2007-12-05 Harsha Jagasia <harsha.jagasia@amd.com>

* tree-vectorizer.c (slpeel_add_loop_guard): Gimplify the condition. (set_prologue_iterations): New. Set the prologue iterations to total number of scalar iterations if the cost model check indicates that scalar code should be generated. (slpeel_tree_peel_loop_to_edge): Add a new parameter and code for generating the cost condition for epilog.

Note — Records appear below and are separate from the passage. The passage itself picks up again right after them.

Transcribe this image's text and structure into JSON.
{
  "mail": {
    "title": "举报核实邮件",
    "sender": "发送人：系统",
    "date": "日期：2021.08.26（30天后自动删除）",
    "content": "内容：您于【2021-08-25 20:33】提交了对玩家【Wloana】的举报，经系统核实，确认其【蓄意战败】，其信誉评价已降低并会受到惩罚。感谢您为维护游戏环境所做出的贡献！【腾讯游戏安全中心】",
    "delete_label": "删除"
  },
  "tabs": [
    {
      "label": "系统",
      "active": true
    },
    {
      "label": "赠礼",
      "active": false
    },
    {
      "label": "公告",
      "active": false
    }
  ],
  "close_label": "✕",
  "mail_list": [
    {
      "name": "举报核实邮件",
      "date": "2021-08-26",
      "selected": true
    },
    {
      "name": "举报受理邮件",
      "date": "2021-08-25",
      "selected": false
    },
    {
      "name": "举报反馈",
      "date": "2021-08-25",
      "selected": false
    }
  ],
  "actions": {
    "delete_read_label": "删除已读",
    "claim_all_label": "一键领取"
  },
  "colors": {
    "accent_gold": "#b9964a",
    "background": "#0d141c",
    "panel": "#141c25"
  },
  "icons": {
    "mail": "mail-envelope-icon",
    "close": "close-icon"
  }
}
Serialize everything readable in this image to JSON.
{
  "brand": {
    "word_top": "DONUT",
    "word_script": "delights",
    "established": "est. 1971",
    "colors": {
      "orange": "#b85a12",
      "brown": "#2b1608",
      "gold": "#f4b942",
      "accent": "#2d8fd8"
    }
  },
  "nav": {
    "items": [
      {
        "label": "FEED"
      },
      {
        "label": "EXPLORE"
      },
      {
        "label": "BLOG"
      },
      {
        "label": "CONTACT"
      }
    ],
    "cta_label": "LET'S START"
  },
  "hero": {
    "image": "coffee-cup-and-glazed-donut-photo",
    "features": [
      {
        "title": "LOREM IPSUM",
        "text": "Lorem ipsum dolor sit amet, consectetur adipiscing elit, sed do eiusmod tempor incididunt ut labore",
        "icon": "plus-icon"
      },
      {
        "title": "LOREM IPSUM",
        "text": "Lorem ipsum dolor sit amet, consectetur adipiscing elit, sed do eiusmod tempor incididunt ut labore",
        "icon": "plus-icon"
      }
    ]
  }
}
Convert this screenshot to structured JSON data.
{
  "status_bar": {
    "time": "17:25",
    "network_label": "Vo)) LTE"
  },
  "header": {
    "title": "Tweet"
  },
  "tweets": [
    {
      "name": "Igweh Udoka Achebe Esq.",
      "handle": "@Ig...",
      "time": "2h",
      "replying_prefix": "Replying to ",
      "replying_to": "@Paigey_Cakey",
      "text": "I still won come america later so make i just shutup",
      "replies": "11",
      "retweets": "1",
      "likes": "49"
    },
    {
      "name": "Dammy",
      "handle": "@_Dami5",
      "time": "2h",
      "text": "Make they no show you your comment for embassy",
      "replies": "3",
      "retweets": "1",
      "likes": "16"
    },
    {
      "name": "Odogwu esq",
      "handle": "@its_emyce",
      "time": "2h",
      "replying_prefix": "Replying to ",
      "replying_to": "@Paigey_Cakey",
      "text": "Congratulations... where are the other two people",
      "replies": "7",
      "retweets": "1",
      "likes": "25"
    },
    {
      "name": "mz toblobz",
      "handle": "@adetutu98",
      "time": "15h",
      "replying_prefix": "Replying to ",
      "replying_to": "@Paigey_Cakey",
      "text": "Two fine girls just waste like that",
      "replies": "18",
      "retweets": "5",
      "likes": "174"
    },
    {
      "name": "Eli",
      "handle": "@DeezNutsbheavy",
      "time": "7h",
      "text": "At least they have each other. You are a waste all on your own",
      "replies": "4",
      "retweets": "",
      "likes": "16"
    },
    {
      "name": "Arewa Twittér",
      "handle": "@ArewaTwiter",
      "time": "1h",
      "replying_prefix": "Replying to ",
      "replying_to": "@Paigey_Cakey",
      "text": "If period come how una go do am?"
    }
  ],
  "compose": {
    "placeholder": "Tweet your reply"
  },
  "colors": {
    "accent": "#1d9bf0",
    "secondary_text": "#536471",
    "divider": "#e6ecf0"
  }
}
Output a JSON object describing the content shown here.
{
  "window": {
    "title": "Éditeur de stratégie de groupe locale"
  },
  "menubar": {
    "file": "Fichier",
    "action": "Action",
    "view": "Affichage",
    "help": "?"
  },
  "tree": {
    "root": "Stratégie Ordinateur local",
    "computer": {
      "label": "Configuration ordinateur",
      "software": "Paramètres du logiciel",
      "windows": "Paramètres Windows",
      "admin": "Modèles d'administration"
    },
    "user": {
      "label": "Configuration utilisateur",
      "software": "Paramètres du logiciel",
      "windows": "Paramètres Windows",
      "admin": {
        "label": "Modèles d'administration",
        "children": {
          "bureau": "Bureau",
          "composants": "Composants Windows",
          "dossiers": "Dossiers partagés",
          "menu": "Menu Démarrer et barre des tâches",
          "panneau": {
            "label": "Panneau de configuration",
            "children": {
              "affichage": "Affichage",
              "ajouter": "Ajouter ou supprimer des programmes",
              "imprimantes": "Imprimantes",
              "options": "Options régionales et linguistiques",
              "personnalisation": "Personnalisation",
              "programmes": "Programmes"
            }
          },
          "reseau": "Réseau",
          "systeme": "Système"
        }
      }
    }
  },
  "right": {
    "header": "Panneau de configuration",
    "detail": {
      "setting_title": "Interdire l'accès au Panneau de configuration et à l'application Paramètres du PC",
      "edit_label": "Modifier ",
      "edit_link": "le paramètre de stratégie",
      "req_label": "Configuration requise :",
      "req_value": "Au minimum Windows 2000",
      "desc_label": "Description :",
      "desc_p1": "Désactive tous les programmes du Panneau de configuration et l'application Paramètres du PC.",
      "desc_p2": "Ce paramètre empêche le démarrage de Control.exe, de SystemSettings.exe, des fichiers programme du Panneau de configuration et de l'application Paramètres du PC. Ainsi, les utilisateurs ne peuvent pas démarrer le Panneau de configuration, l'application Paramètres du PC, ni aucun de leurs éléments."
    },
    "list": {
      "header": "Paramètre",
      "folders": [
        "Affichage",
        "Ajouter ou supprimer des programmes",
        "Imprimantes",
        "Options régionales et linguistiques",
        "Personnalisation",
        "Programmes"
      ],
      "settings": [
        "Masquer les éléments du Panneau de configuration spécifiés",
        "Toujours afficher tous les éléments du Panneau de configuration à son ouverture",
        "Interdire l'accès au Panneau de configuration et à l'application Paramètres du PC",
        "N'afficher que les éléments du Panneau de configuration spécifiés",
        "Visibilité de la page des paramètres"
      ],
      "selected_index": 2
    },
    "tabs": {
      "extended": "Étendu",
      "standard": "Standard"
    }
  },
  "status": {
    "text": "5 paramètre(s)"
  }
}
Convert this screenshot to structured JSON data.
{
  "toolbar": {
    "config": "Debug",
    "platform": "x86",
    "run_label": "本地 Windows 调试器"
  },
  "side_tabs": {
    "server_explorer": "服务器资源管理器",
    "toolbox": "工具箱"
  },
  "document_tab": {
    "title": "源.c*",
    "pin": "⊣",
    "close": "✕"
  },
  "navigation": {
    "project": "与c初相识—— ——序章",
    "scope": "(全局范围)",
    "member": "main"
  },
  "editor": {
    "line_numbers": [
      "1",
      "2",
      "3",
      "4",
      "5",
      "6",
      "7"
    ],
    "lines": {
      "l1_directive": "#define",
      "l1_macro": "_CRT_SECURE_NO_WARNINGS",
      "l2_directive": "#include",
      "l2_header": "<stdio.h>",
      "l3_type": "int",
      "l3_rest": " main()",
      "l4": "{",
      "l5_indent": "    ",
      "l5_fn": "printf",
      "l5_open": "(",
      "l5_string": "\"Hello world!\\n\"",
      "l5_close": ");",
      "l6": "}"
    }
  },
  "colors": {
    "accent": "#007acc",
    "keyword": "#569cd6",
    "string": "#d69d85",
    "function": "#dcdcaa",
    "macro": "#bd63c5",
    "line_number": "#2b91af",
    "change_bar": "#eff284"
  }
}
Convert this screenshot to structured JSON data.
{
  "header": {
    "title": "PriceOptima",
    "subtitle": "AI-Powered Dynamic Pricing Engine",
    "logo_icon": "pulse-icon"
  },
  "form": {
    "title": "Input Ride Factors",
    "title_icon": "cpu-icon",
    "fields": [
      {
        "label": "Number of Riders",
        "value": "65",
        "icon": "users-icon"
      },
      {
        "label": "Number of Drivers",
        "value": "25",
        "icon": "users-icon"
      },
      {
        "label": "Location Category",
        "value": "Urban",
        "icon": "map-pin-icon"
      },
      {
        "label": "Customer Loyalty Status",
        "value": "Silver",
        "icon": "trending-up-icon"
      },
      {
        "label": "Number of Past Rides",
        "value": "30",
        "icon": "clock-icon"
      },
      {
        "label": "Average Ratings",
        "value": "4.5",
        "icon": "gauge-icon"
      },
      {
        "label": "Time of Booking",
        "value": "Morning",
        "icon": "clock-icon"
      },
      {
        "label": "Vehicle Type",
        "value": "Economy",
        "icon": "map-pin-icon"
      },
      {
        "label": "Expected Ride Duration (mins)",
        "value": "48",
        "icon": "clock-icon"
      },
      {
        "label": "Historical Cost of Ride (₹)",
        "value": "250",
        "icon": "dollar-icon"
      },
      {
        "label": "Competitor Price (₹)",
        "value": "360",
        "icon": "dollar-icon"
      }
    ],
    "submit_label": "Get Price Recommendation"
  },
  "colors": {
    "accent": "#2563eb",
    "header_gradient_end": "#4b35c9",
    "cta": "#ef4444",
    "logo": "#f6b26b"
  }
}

Call set_prologue_iterations to generate cost condition for prolog. (new_loop_vec_info): Initialize LOOP_VINFO_NITERS_UNCHANGED. * tree-vectorizer.h (LOOP_VINFO_NITERS_UNCHANGED): New. (slpeel_tree_peel_loop_to_edge): Update declaration. (set_prologue_iterations): New declaration. * tree-vect-analyze.c (vect_analyze_loop_form): Update LOOP_VINFO_NITERS_UNCHANGED. * tree-vect-transform.c (vect_estimate_min_profitable_iters): Add new parameter and code to check if run time cost model test is needed. Remove code that adds builtin vectorization cost to scalar outside cost for the run time cost model test. If run time cost model test is needed add the appropriate guard cost to the scalar outside cost. The guard cost depends on whether the guard is generated at versioning or at prolog generation or at epilog generation. Change cost model equation to include scalar outside cost. (conservative_cost_threshold): New. Return the less conservative profitability threshold between the cost model threshold and the user defined vectorization threshold. (vect_do_peeling_for_loop_bound): Call conservative_cost_threshold. (vect_do_peeling_for_alignment): Same. (vect_loop_versioning): Same. (vect_create_cond_for_align_checks): ANDs the cost model condition with the alignment condition. (vect_transform_loop): Call loop versioning only when there is a misalignment or an aliasing problem. git-svn-id: svn+ssh://gcc.gnu.org/svn/gcc/trunk@130651 138bc75d-0d04-0410-961f-82ee72b054a4
author: spop <spop@138bc75d-0d04-0410-961f-82ee72b054a4> 2007-12-06 16:18:55 +0000
committer: spop <spop@138bc75d-0d04-0410-961f-82ee72b054a4> 2007-12-06 16:18:55 +0000
commit: 82ba6513749be5294e8b40323322a2add4681310 (patch)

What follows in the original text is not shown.